George Abrahams

The Dying Testimony Of The Late Mr. Abrahams To The Eternal Sonship Of Christ

Gospel Standard 1871:

About  two months before his decease, Mr. Abrahams preached a sermon from Song 5:16: “His mouth is most sweet.” Speaking of the glorious Person of the Son of God, he says, Now, then, regarding the Person the church is speaking about. Say you, “Well, I suppose nobody will have much trouble to know that?” Well, perhaps they may not; but still the Lord gives ministerial ability to talk a little to the poor children about him; and Christians, when they do talk about him, like to hear and bless God for it. You will agree with my way of preaching, that, in the first place, we ought to know his personal beauty and glory; and, secondly, there is evidently the relationship of his Person in the text, and what that is.

In the first place, then, his personal glory should never be left out of a discourse; for he is the eternal, co-equal, co-glorious Son of God, in majesty and in power, the Creator of all things, and by whom everything was made and created, and for his own glory; consequently, the eternal Son of God is by the church always worshipped. If he were not God we should be idolaters to worship him, to love him, to give him the adoration he demands from the church of the living God. Therefore, whoever denies his eternal Godhead is a dire heretic; and if he dies so he will be damned. He is, then, in his Person the eternal Son of God. He never was made the Christ of God at all. For this is a little mistake that many good men make. The Christ of God, you must understand, signifies the Son of God incarnate and anointed with the fulness of the Holy Ghost. For the word Christ in the Hebrew is as you have it in the second Psalm: “Yet have I set my King” (“anointed” in the margin).

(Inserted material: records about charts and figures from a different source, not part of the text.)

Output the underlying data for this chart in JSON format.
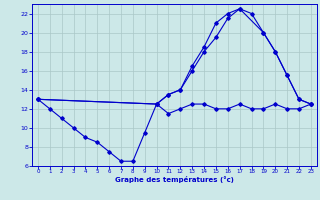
{
  "xlabel": "Graphe des températures (°c)",
  "xlim": [
    -0.5,
    23.5
  ],
  "ylim": [
    6,
    23
  ],
  "yticks": [
    6,
    8,
    10,
    12,
    14,
    16,
    18,
    20,
    22
  ],
  "xticks": [
    0,
    1,
    2,
    3,
    4,
    5,
    6,
    7,
    8,
    9,
    10,
    11,
    12,
    13,
    14,
    15,
    16,
    17,
    18,
    19,
    20,
    21,
    22,
    23
  ],
  "background_color": "#cce8e8",
  "grid_color": "#aac8c8",
  "line_color": "#0000cc",
  "line1_x": [
    0,
    1,
    2,
    3,
    4,
    5,
    6,
    7,
    8,
    9,
    10,
    11,
    12,
    13,
    14,
    15,
    16,
    17,
    18,
    19,
    20,
    21,
    22,
    23
  ],
  "line1_y": [
    13,
    12,
    11,
    10,
    9.0,
    8.5,
    7.5,
    6.5,
    6.5,
    9.5,
    12.5,
    13.5,
    14.0,
    16.0,
    18.0,
    19.5,
    21.5,
    22.5,
    22.0,
    20.0,
    18.0,
    15.5,
    13.0,
    12.5
  ],
  "line2_x": [
    0,
    10,
    11,
    12,
    13,
    14,
    15,
    16,
    17,
    19,
    20,
    21,
    22,
    23
  ],
  "line2_y": [
    13,
    12.5,
    13.5,
    14.0,
    16.5,
    18.5,
    21.0,
    22.0,
    22.5,
    20.0,
    18.0,
    15.5,
    13.0,
    12.5
  ],
  "line3_x": [
    0,
    10,
    11,
    12,
    13,
    14,
    15,
    16,
    17,
    18,
    19,
    20,
    21,
    22,
    23
  ],
  "line3_y": [
    13,
    12.5,
    11.5,
    12.0,
    12.5,
    12.5,
    12.0,
    12.0,
    12.5,
    12.0,
    12.0,
    12.5,
    12.0,
    12.0,
    12.5
  ]
}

The Greek word Christ signifies also “the anointed;” it is plainly the anointed of the Lord, and, therefore, God did not want anointing in his Godhead. As the eternal Son of God, all the eternal Deity of the Godhead dwells in him personally. As is the Father, so is the Son and so is the Holy Ghost. The Father eternal, the Son eternal, and the Holy Ghost eternal; and yet they are not three eternals, but one eternal Jehovah. 

“I cannot understand it,” says the Socinian. “Understand yourself first, fool.” Can you understand yourself? Did you ever read in the Bible that God must be worshipped because you can understand him? It is not common sense; and yet you profess to be logical and philosophical, you Socinians, if there are any here. For a finite being to comprehend an infinite Being is nonsense. Neither do you read in God’s word that you are to comprehend him; but all that you read is that you are to acknowledge what he reveals himself to be: “To the acknowledgment of the mystery of God, and of the Father, and of Christ.” That is all. For an incomprehensible Being to be comprehended by a finite being is to tell a child to take up this chapel in his arms and run away with it. So much, then, for that matter. 

Again. The Son of God, if he were not the eternal Jehovah, how could he speak such awful words unto the poor man when he asked who he was. He said, “Thou knowest. I AM,” was the reply. And he fell down and worshipped him. But his incarnation did not make him less the Son of God or less the eternal Jehovah. He was Jehovah in the virgin’s womb, in his human nature, upon the cross, in the grave. He was Jehovah through the whole of it.

Again. He is perfect God and Man, yet not two Christs; for his Personality remains the same, and his taking of human nature did not make another person. That would introduce a very ancient error. Where my dear brethren (Jews) are in captivity (in Abyssinia), they hold this heresy. They profess to be Christians there, and yet hold this heresy of two Christs. Well, we who are taught of God must not do so. I tell you he took a nature which had no personality; hence the Holy Ghost is very particular, and says, “That holy thing” (not “that holy person”) which shall be born of thee, being united to the Son of God, shall be called Immanuel; and never shall be altered; for the gifts and callings of God are without repentance.

George Abrahams (1800-1867) was a Particular Baptist preacher. He was appointed pastor of the church meeting at Regent-Street Chapel, City Road. As a Polish Jew, he enjoyed a distinguished ministry in London, his accent alone setting him apart from his co-labourers in the gospel. He belonged to the Hight-Calvinist section of churches.